Kirchmair Johannes, Markt Patrick, Distinto Simona, Wolber Gerhard, Langer Thierry
Inte:Ligand Software-Entwicklungs- und Consulting GmbH, Clemens Maria Hofbauer-Gasse 6, 2344, Maria Enzersdorf, Austria.
J Comput Aided Mol Des. 2008 Mar-Apr;22(3-4):213-28. doi: 10.1007/s10822-007-9163-6. Epub 2008 Jan 15.
Within the last few years a considerable amount of evaluative studies has been published that investigate the performance of 3D virtual screening approaches. Thereby, in particular assessments of protein-ligand docking are facing remarkable interest in the scientific community. However, comparing virtual screening approaches is a non-trivial task.
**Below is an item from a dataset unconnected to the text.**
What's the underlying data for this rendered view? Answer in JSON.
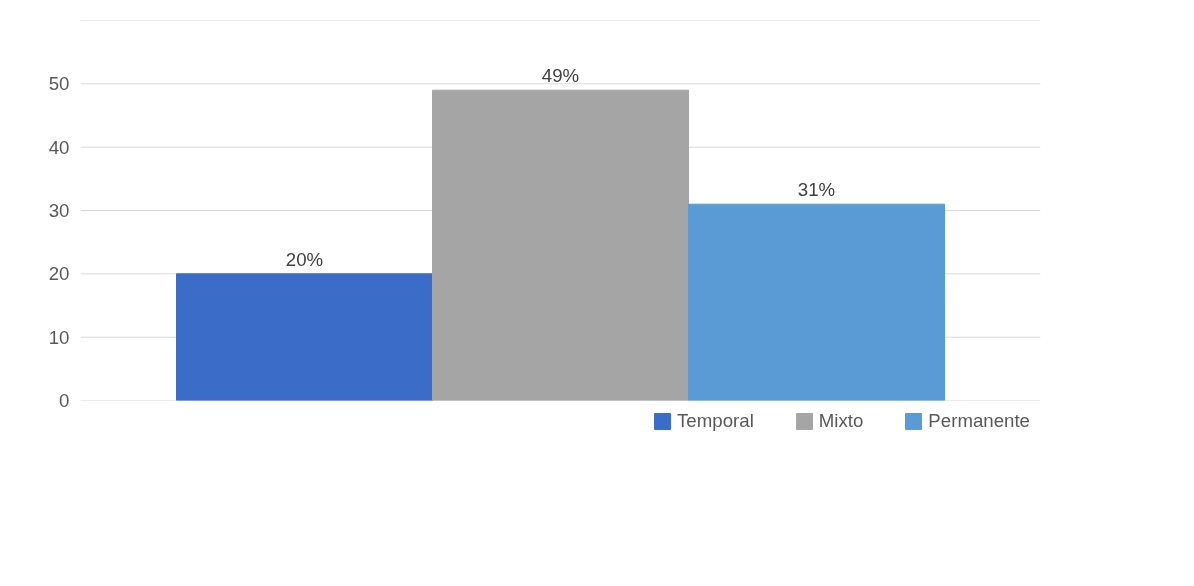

Several publications, especially in the field of molecular docking, suffer from shortcomings that are likely to affect the significance of the results considerably. These quality issues often arise from poor study design, biasing, by using improper or inexpressive enrichment descriptors, and from errors in interpretation of the data output. In this review we analyze recent literature evaluating 3D virtual screening methods, with focus on molecular docking. We highlight problematic issues and provide guidelines on how to improve the quality of computational studies. Since 3D virtual screening protocols are in general assessed by their ability to discriminate between active and inactive compounds, we summarize the impact of the composition and preparation of test sets on the outcome of evaluations. Moreover, we investigate the significance of both classic enrichment parameters and advanced descriptors for the performance of 3D virtual screening methods. Furthermore, we review the significance and suitability of RMSD as a measure for the accuracy of protein-ligand docking algorithms and of conformational space sub sampling algorithms.
在过去几年里,已经发表了大量评估研究,这些研究调查了三维虚拟筛选方法的性能。因此,蛋白质-配体对接的特别评估在科学界引起了极大的兴趣。然而,比较虚拟筛选方法并非易事。一些出版物,特别是在分子对接领域,存在可能严重影响结果显著性的缺点。这些质量问题往往源于研究设计不佳、偏差(通过使用不当或无表现力的富集描述符)以及数据输出解释中的错误。在本综述中,我们分析了近期评估三维虚拟筛选方法的文献,重点是分子对接。我们突出了存在问题的方面,并提供了关于如何提高计算研究质量的指导方针。由于三维虚拟筛选方案通常通过区分活性和非活性化合物的能力来评估,我们总结了测试集的组成和制备对评估结果的影响。此外,我们研究了经典富集参数和先进描述符对三维虚拟筛选方法性能的重要性。此外,我们还综述了均方根偏差(RMSD)作为蛋白质-配体对接算法和构象空间子采样算法准确性度量的重要性和适用性。